Olivier Père

Mon Dieu, comment suis-je tombée si bas? de Luigi Comencini

Depuis le 31 juillet on peut revoir en version restaurée Mon Dieu, comment suis-je tombée si bas? (Mio Dio come sono caduta in basso !, 1975) sur les écrans français, distribué par Les Acacias. Le film de Luigi Comencini s’inscrit dans le filon ô combien fertile et emprunté par beaucoup de réalisateurs de la comédie italienne « légère ». Cette mode du film sexy, plus ou moins vulgaire et amusant, fut sans doute lancée au début des années 70 par Ma femme est un violon (Pasquale Festa Campanile), Malizia (Salvatore Samperi) et Sexe fou (Dino Risi) tous trois déjà interprétés par la belle Laura Antonelli, l’une des égéries incontestables de ce sous-genre transalpin.

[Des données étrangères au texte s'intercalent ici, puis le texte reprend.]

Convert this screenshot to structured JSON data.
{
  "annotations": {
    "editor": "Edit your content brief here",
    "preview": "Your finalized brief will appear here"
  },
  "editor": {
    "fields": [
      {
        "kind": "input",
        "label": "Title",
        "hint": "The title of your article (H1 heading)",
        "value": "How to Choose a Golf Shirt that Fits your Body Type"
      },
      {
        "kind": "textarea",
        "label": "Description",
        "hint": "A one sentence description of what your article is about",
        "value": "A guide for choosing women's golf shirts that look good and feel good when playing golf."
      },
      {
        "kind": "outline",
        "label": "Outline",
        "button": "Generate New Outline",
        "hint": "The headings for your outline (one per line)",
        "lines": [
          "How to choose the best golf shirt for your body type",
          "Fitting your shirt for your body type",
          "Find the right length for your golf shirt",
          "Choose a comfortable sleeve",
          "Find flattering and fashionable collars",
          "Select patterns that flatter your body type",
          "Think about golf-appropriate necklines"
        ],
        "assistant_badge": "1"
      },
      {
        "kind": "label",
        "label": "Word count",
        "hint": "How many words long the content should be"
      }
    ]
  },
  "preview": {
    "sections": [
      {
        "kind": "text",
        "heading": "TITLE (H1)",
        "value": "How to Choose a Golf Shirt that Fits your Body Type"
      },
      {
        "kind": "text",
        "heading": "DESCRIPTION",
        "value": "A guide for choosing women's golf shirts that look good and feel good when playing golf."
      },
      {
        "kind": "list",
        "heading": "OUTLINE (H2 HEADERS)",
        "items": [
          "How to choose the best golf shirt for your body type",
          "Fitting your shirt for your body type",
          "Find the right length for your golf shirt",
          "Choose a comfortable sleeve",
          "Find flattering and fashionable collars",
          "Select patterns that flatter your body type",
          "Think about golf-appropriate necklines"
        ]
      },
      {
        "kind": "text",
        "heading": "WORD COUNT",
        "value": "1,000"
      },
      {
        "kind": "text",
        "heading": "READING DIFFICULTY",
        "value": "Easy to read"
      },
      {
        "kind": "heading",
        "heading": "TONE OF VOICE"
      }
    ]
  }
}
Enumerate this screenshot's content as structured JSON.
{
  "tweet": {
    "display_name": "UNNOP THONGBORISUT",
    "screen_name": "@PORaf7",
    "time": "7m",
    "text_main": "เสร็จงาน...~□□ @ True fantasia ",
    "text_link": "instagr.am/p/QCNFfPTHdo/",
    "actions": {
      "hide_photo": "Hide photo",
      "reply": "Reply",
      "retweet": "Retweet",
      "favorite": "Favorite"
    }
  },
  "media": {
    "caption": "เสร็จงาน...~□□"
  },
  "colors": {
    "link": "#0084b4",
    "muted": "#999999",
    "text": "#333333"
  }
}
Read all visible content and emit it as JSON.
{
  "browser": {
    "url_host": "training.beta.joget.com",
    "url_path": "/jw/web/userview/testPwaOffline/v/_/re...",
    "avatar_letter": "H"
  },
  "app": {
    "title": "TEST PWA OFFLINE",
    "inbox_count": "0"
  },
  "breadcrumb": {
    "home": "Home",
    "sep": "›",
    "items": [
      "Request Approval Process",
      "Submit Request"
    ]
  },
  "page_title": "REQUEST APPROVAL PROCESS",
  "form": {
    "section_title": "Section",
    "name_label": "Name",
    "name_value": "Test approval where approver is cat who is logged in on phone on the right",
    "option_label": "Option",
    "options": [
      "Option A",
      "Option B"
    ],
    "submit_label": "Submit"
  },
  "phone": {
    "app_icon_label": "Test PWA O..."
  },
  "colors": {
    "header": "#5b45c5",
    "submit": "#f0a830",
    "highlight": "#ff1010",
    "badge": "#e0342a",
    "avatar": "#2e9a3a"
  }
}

Evidemment le film de Comencini, malgré son titre, constitue le haut du panier d’une production racoleuse et opportuniste, mais dont les éléments satiriques sonnent souvent juste, sans parler des réjouissants numéros d’acteurs qu’elles occasionnent. La particularité du film de Comencini est d’être une comédie à costumes, située à la veille de la Première Guerre mondiale, et qui se moque du « dannunzianisme » (d’après le célèbre écrivain D’Annunzio), courant littéraire très à la mode à l’époque en Italie et qui exaltait l’amour sensuel sous ses formes les plus sophistiquées et décadentes, avec une exagération assez ridicule. Le film de Comencini peut d’ailleurs se voir comme le pendant humoristique du drame L’Innocent de Visconti, dernier chef-d’œuvre du cinéaste réalisé un an plus tard et adaptation d’un roman de D’Annunzio (les films partagent la même actrice, Laura Antonelli : ce sont ses deux meilleurs rôles.)

Laura Antonelli. Sans commentaire.

Laura Antonelli. Sans commentaire.

Sicile, début du XXème siècle. Eugenia Maqueda (Laura Antonelli) et Raimondo Corrao, marquis de Maqueda (le cabotin Alberto Lionello) découvrent lors de leur nuit de noces qu’ils sont frère et sœur. Il leur est donc impossible de consommer le mariage. Pour des questions d’apparences à sauvegarder et aussi d’héritage et ils décident de ne rien dire à personne et de vivre dans la chasteté absolue comme un frère et une sœur. Mais les besoins de la belle Eugenia, éveillés par les confidences d’une vieille gouvernante la veille de ses noces où la jeune femme, vierge et élevée dans un couvent, ne savait absolument rien des choses de l’amour, sont de plus en plus pressants…

Le film pastiche le style et les histoires des feuilletons à l’eau de rose de l’époque, ancêtres des romans-photos qui seront eux aussi tournés en dérision par la comédie italienne. Mais il procède à une inversion amusante qui structure le récit. D’habitude dans les mélodrames l’héroïne doit lutter contre les assauts répétés d’hommes mal intentionnés pour protéger à tout prix sa vertu ; ici elle se désespère de ne pouvoir assouvir son désir sexuel, le passage à l’acte avec des amants étant sans cesse retardé par la malchance ou des retournements de situations imprévues (comme lorsque le séducteur français, sur le point de la trousser, renonce en apprenant qu’elle est vierge.)

Quand le couple décide enfin de faire l’amour en cédant à la tentation décadentiste de l’inceste, un ultime coup de théâtre viendra une nouvelle fois les en empêcher !

La direction artistique est particulièrement soignée et Comencini s’amuse à reproduire les photographies du début du XXème siècle ou le cinéma muet dans certaines séquences. Le cinéaste opte pour une caractérisation très stylisée des personnages, unidimensionnels et volontairement sans profondeur, refusant la psychologie et invitant les acteurs à jouer comme des pantins ou des marionnettes. Le personnage du mari, patriote fanfaron, aristocrate prétentieux et ridicule, annonce l’arrivée du fascisme. Un film à redécouvrir dans la riche carrière de Luigi Comencini.